1. The problem statement, all variables and given/known data

3 different RGD-containing ligands (including Integrilin) are used to form receptor-ligand complexes, and measured dimerization of ligand-bound receptors as a fuction of temperature in the range 20-40C using a variety of methods. The 3 ligands are cHArGd, cRGD, and Integrilin. The dimerization reactin of ligand-bound receptors can be written as

2RL-> dimer

The values of the equilibrius constant K as a function of temperature for each of the 3 ligands are given in the following table

T (C) Ka, cHArGD (M-1) Ka, cRGD (M-1) Ka, Integrilin (M-1)
20 1.74*10^4 1.79*10^4 5.0*10^4
25 5.9*10^4 7.08*10^4 8.6*10^4
30 1.95*10^5 2.73*10^5 1.47*10^4
35 5.97*10^5 9.85*10^5 2.45*10^5
40 1.79*10^6 3.47*10^6 4.00*10^5

a) which ligand leads to the greates degree of dimerization of the integrin-ligand complex at 20C? at 40C? Calculate the fraction of total integrin-ligand complexes is 1*10^-6 M.

b) for each of the ligands, calculate the Gibbs free energy at 20C

2. Relevant equations
none given.

3. The attempt at a solution

Ka is the association constant, so the first part is easy.
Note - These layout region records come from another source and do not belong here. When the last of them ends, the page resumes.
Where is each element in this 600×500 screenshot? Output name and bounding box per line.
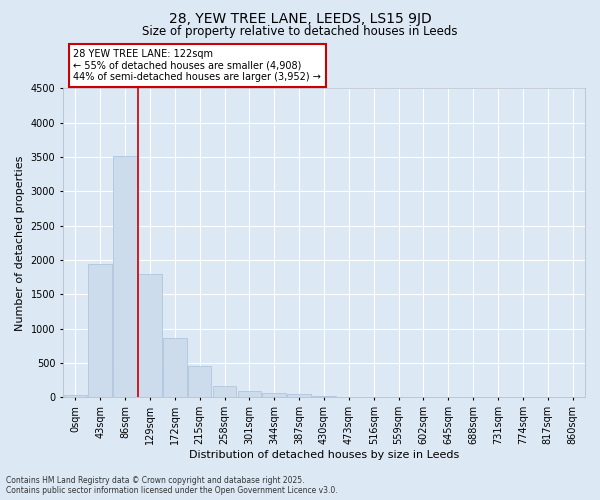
Bar xyxy=(287,394,311,398)
Text: 28, YEW TREE LANE, LEEDS, LS15 9JD: 28, YEW TREE LANE, LEEDS, LS15 9JD xyxy=(169,12,431,26)
Bar xyxy=(113,156,137,398)
Bar xyxy=(213,386,236,398)
Bar xyxy=(188,366,211,398)
Bar xyxy=(312,396,336,398)
Text: Contains HM Land Registry data © Crown copyright and database right 2025.
Contai: Contains HM Land Registry data © Crown c… xyxy=(6,476,338,495)
Text: 28 YEW TREE LANE: 122sqm
← 55% of detached houses are smaller (4,908)
44% of sem: 28 YEW TREE LANE: 122sqm ← 55% of detach… xyxy=(73,49,321,82)
Y-axis label: Number of detached properties: Number of detached properties xyxy=(15,155,25,330)
Bar xyxy=(262,392,286,398)
X-axis label: Distribution of detached houses by size in Leeds: Distribution of detached houses by size … xyxy=(189,450,459,460)
Bar xyxy=(138,274,162,398)
Bar xyxy=(88,264,112,398)
Bar xyxy=(238,390,261,398)
Text: Size of property relative to detached houses in Leeds: Size of property relative to detached ho… xyxy=(142,25,458,38)
Bar xyxy=(64,396,87,398)
Bar xyxy=(163,338,187,398)
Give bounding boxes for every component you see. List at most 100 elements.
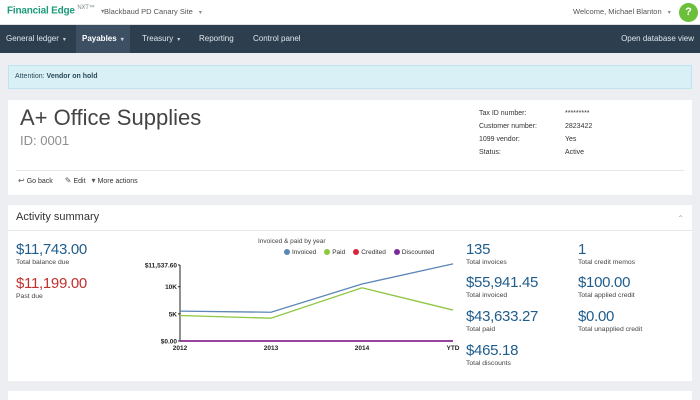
kpi-total-balance-due: $11,743.00 Total balance due bbox=[16, 241, 87, 266]
vendor-actions: ↩ Go back ✎ Edit ▾ More actions bbox=[18, 176, 138, 185]
y-tick-label: 10K bbox=[165, 284, 177, 291]
kpi-label: Total invoices bbox=[466, 259, 507, 266]
more-actions-label: More actions bbox=[97, 178, 138, 185]
nav-control-panel[interactable]: Control panel bbox=[247, 25, 307, 53]
fact-label: Status: bbox=[479, 149, 501, 156]
fact-value: Yes bbox=[565, 136, 577, 143]
legend-paid[interactable]: Paid bbox=[324, 249, 345, 256]
kpi-label: Total discounts bbox=[466, 360, 511, 367]
chevron-down-icon: ▾ bbox=[667, 10, 671, 16]
vendor-hold-alert: Attention: Vendor on hold bbox=[8, 65, 692, 89]
chevron-down-icon[interactable]: ▾ bbox=[101, 9, 104, 16]
kpi-total-applied-credit: $100.00 Total applied credit bbox=[578, 274, 635, 299]
help-icon[interactable]: ? bbox=[679, 3, 698, 22]
edit-button[interactable]: ✎ Edit bbox=[65, 176, 86, 185]
vendor-id: ID: 0001 bbox=[20, 133, 70, 148]
fact-label: 1099 vendor: bbox=[479, 136, 520, 143]
kpi-value: $0.00 bbox=[578, 308, 615, 325]
open-database-view-link[interactable]: Open database view bbox=[621, 34, 694, 43]
series-line-invoiced bbox=[179, 263, 454, 313]
kpi-value: 135 bbox=[466, 241, 491, 258]
divider bbox=[16, 170, 684, 171]
kpi-value: 1 bbox=[578, 241, 587, 258]
kpi-label: Total unapplied credit bbox=[578, 326, 643, 333]
activity-summary-title: Activity summary bbox=[16, 211, 100, 223]
kpi-label: Total credit memos bbox=[578, 259, 636, 266]
legend-label: Credited bbox=[361, 249, 386, 256]
chevron-up-icon[interactable]: ⌃ bbox=[677, 214, 684, 223]
y-tick-label: $11,537.60 bbox=[145, 263, 178, 270]
nav-label: Payables bbox=[82, 34, 117, 43]
site-selector[interactable]: Blackbaud PD Canary Site ▾ bbox=[104, 7, 202, 16]
fact-value: Active bbox=[565, 149, 585, 156]
site-name: Blackbaud PD Canary Site bbox=[104, 7, 193, 16]
vendor-facts: Tax ID number: ********* Customer number:… bbox=[479, 110, 592, 162]
nav-label: Treasury bbox=[142, 34, 174, 43]
legend-credited[interactable]: Credited bbox=[353, 249, 386, 256]
fact-1099-vendor: 1099 vendor: Yes bbox=[479, 136, 592, 149]
fact-customer-number: Customer number: 2823422 bbox=[479, 123, 592, 136]
fact-value: ********* bbox=[565, 110, 590, 117]
chevron-down-icon: ▾ bbox=[177, 37, 181, 43]
divider bbox=[8, 230, 692, 231]
nav-payables[interactable]: Payables ▾ bbox=[76, 25, 130, 53]
legend-invoiced[interactable]: Invoiced bbox=[284, 249, 316, 256]
vendor-name: A+ Office Supplies bbox=[20, 105, 202, 130]
kpi-label: Past due bbox=[16, 293, 43, 300]
x-tick-label: YTD bbox=[447, 345, 460, 352]
nav-label: Control panel bbox=[253, 34, 301, 43]
user-menu[interactable]: Welcome, Michael Blanton ▾ bbox=[573, 7, 671, 16]
kpi-value: $465.18 bbox=[466, 342, 519, 359]
welcome-text: Welcome, Michael Blanton bbox=[573, 7, 662, 16]
kpi-label: Total invoiced bbox=[466, 292, 508, 299]
activity-summary-card: Activity summary ⌃ $11,743.00 Total bala… bbox=[8, 205, 692, 381]
fact-value: 2823422 bbox=[565, 123, 593, 130]
alert-message: Vendor on hold bbox=[46, 73, 98, 80]
nav-label: General ledger bbox=[6, 34, 59, 43]
brand-logo[interactable]: Financial Edge NXT™ ▾ bbox=[7, 5, 104, 16]
x-tick-label: 2013 bbox=[264, 345, 279, 352]
kpi-label: Total applied credit bbox=[578, 292, 635, 299]
chart-legend: Invoiced Paid Credited Discounted bbox=[284, 249, 434, 256]
kpi-total-paid: $43,633.27 Total paid bbox=[466, 308, 538, 333]
next-section-card bbox=[8, 391, 692, 400]
alert-prefix: Attention: bbox=[15, 73, 45, 80]
legend-dot bbox=[324, 249, 331, 255]
legend-label: Invoiced bbox=[292, 249, 317, 256]
kpi-value: $11,199.00 bbox=[16, 275, 87, 292]
y-tick-label: $0.00 bbox=[161, 339, 178, 346]
fact-tax-id: Tax ID number: ********* bbox=[479, 110, 592, 123]
x-tick-label: 2012 bbox=[173, 345, 188, 352]
x-tick-label: 2014 bbox=[355, 345, 370, 352]
main-nav: General ledger ▾ Payables ▾ Treasury ▾ Repo… bbox=[0, 25, 700, 53]
chart-title: Invoiced & paid by year bbox=[258, 238, 326, 245]
top-bar: Financial Edge NXT™ ▾ Blackbaud PD Canar… bbox=[0, 0, 700, 25]
nav-general-ledger[interactable]: General ledger ▾ bbox=[0, 25, 72, 53]
series-line-paid bbox=[179, 287, 454, 319]
edit-label: Edit bbox=[73, 178, 86, 185]
fact-label: Tax ID number: bbox=[479, 110, 527, 117]
kpi-total-credit-memos: 1 Total credit memos bbox=[578, 241, 635, 266]
fact-status: Status: Active bbox=[479, 149, 592, 162]
chevron-down-icon: ▾ bbox=[120, 37, 124, 43]
legend-dot bbox=[393, 249, 400, 255]
chevron-down-icon: ▾ bbox=[198, 10, 202, 16]
kpi-total-discounts: $465.18 Total discounts bbox=[466, 342, 518, 367]
kpi-total-invoiced: $55,941.45 Total invoiced bbox=[466, 274, 538, 299]
kpi-total-unapplied-credit: $0.00 Total unapplied credit bbox=[578, 308, 642, 333]
fact-label: Customer number: bbox=[479, 123, 537, 130]
kpi-label: Total balance due bbox=[16, 259, 70, 266]
kpi-label: Total paid bbox=[466, 326, 496, 333]
more-actions-button[interactable]: ▾ More actions bbox=[92, 176, 138, 185]
brand-suffix: NXT™ bbox=[77, 5, 95, 11]
nav-reporting[interactable]: Reporting bbox=[193, 25, 240, 53]
legend-label: Discounted bbox=[401, 249, 435, 256]
kpi-value: $100.00 bbox=[578, 274, 631, 291]
nav-treasury[interactable]: Treasury ▾ bbox=[136, 25, 186, 53]
y-tick-label: 5K bbox=[169, 311, 178, 318]
chevron-down-icon: ▾ bbox=[91, 176, 96, 185]
go-back-button[interactable]: ↩ Go back bbox=[18, 176, 53, 185]
legend-discounted[interactable]: Discounted bbox=[393, 249, 435, 256]
back-arrow-icon: ↩ bbox=[18, 176, 25, 185]
kpi-value: $43,633.27 bbox=[466, 308, 539, 325]
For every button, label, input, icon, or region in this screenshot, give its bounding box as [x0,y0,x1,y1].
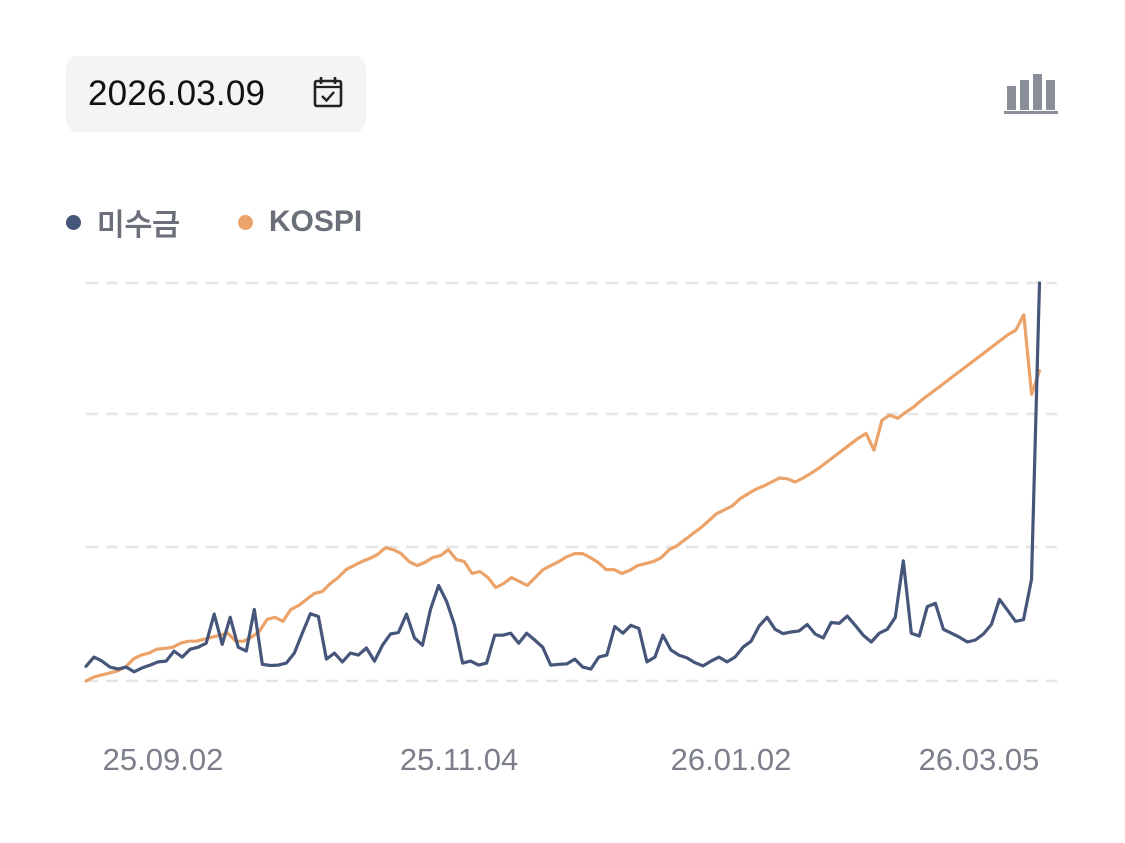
x-tick-label-1: 25.11.04 [400,742,518,777]
selected-date: 2026.03.09 [88,74,266,113]
x-tick-label-0: 25.09.02 [103,742,224,777]
x-tick-label-2: 26.01.02 [671,742,792,777]
date-picker[interactable]: 2026.03.09 [66,56,366,132]
legend-dot-kospi [237,214,253,230]
calendar-check-icon [313,77,343,108]
x-tick-label-3: 26.03.05 [919,742,1040,777]
legend-dot-receivables [66,214,81,230]
legend-item-receivables[interactable]: 미수금 [66,200,180,244]
series-line-kospi [84,313,1042,683]
chart-legend: 미수금 KOSPI [66,200,420,244]
legend-label-receivables: 미수금 [97,209,180,242]
bar-chart-icon[interactable] [1000,70,1062,118]
series-line-receivables [84,281,1042,674]
legend-label-kospi: KOSPI [268,205,363,238]
legend-item-kospi[interactable]: KOSPI [237,205,363,239]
Integrilin at 20C and cRGD at 40C have the greatest degree of dimerization.

I'm not sure how to find the tfraction of total integrin-ligand complexes. The definition of Ka is [complex]/[ligand][integrin] so would the Ka be the same for the [dimer]/[.5*complex][.5*complex] of the same ligand type? Would this a correct dimer concentration? I'm a bit lost here

i know change in Gibbs free energy is $$\Delta$$G=$$\Delta$$H-T$$\Delta$$S. Assuming H does not change, then would $$\Delta$$S just be the number of complexes that have changed to dimers since 2 molecules have formed 1 molecule, lowering the entropy. I don't know how to find this change though.

::EDIT:: would the equation $$\Delta$$G=-RTlnKeq work for this equation assuming Keq=Ka in this case? I found it under a description of micelle formation.

Any help would be appreciated

Last edited: Dec 3, 2007
2. Dec 4, 2007

### chemisttree

That is the way I read the problem. I don't know of any way to calculate entropy by inspection. It can be derived as:

$$\Delta S = \frac{\Delta H - \Delta G}{T}$$

where $$\Delta G$$ is derived from $$\Delta G=-RTlnKeq$$

Last edited: Dec 4, 2007
3. Dec 4, 2007

### Quickdry135

thanks,

for part A, I was thinking that I could use Ka=[X]/[.5*initial complex-x]^2 to find X which would be the dimer concentration. Then I could use that over the initial complex concentration which is given to find the fraction. Would this work?